Thursday, July 28, 2005

Family's retreat in the time of Conservative triumph

In his conversations with Antonio Polito, published five years ago as "On the Edge of the New Century",Eric Hobsbawm made the startling observation that the central emblemic figure of the 20th century is not the worker or the peasant, but the mother:

As a reversal of a centuries long process, the long historical wave which moved toward the construction and gradual strengthening of territorial states or nation- states comes to an end (the end itself starting around 1960s and deeply accelerating after 1989), Hobsbawm notes that it has become increasingly difficult to mobilize people on collective lines specially in the West. This underlines the crisis of class based action today and also the reason why Hobsbawm considers the most appropriate symbol for the 20th century not to be the working class or the peasantry but a mother with her children.

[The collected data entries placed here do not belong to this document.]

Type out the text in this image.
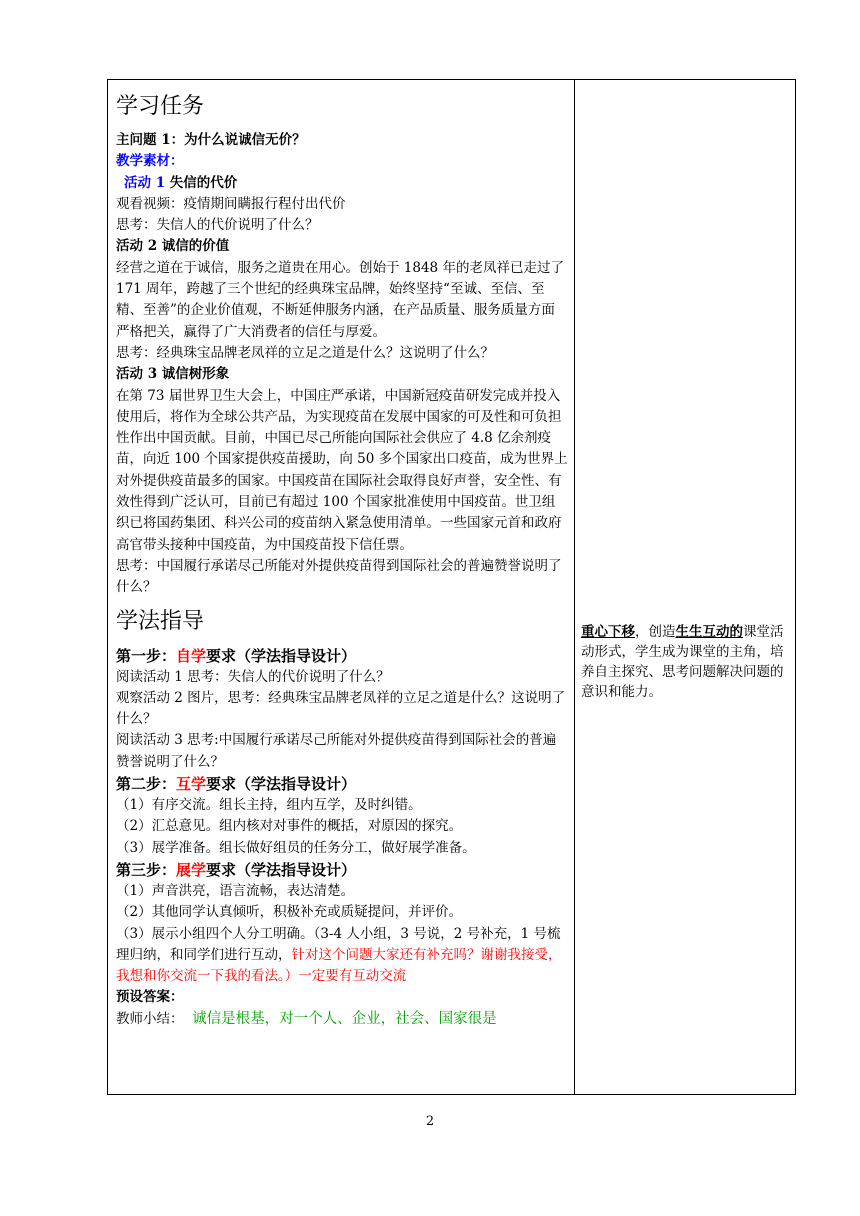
学习任务

主问题 1：为什么说诚信无价？

教学素材：

活动 1 失信的代价

观看视频：疫情期间瞒报行程付出代价

思考：失信人的代价说明了什么？

活动 2 诚信的价值

经营之道在于诚信，服务之道贵在用心。创始于 1848 年的老凤祥已走过了 171 周年，跨越了三个世纪的经典珠宝品牌，始终坚持“至诚、至信、至精、至善”的企业价值观，不断延伸服务内涵，在产品质量、服务质量方面严格把关，赢得了广大消费者的信任与厚爱。

思考：经典珠宝品牌老凤祥的立足之道是什么？这说明了什么？

活动 3 诚信树形象

在第 73 届世界卫生大会上，中国庄严承诺，中国新冠疫苗研发完成并投入使用后，将作为全球公共产品，为实现疫苗在发展中国家的可及性和可负担性作出中国贡献。目前，中国已尽己所能向国际社会供应了 4.8 亿余剂疫苗，向近 100 个国家提供疫苗援助，向 50 多个国家出口疫苗，成为世界上对外提供疫苗最多的国家。中国疫苗在国际社会取得良好声誉，安全性、有效性得到广泛认可，目前已有超过 100 个国家批准使用中国疫苗。世卫组织已将国药集团、科兴公司的疫苗纳入紧急使用清单。一些国家元首和政府高官带头接种中国疫苗，为中国疫苗投下信任票。

思考：中国履行承诺尽己所能对外提供疫苗得到国际社会的普遍赞誉说明了什么？

学法指导

第一步：自学要求（学法指导设计）

阅读活动 1 思考：失信人的代价说明了什么？

观察活动 2 图片，思考：经典珠宝品牌老凤祥的立足之道是什么？这说明了什么？

阅读活动 3 思考:中国履行承诺尽己所能对外提供疫苗得到国际社会的普遍赞誉说明了什么？

第二步：互学要求（学法指导设计）

（1）有序交流。组长主持，组内互学，及时纠错。

（2）汇总意见。组内核对对事件的概括，对原因的探究。

（3）展学准备。组长做好组员的任务分工，做好展学准备。

第三步：展学要求（学法指导设计）

（1）声音洪亮，语言流畅，表达清楚。

（2）其他同学认真倾听，积极补充或质疑提问，并评价。

（3）展示小组四个人分工明确。（3-4 人小组，3 号说，2 号补充，1 号梳理归纳，和同学们进行互动，针对这个问题大家还有补充吗？谢谢我接受，我想和你交流一下我的看法。）一定要有互动交流

预设答案：

教师小结： 诚信是根基，对一个人、企业，社会、国家很是

重心下移，创造生生互动的课堂活动形式，学生成为课堂的主角，培养自主探究、思考问题解决问题的意识和能力。

2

"The people who have most in common are mothers, wherever they live on the face of the earth and inspite of their different cultures, civilizations and languages. In some ways, a mother's experience reflects what has happened to a large part of humanity in the 20th century".
In his recent review on a new book, Hobsbawm returns to the theme of the family and points to the contradiction between the 'triumphant' post- 1990s capitalism and its inability to carry forward, and actually reverse, the libertarian and egalitarian trends in the Western family that were unleased during the 1960s:
In my view it also underestimates the relationship between effects on the family of the Western cultural revolution of the last third of the 20th century and its economic equivalent, the belief in a theoretically libertarian capitalism which thinks it can function without the heritage that gave it much strength in the past, the rules of obligation and loyalty inside and outside the traditional family, and other proclivities which had no intrinsic connection with the pursuit of the individual advantage that fuelled its engine. As neo-liberalism triumphed in economics its inadequacy could no longer be concealed. In the light of the contents of this book, it may be suggested that we are also reaching this point in the ideology of cultural libertarianism.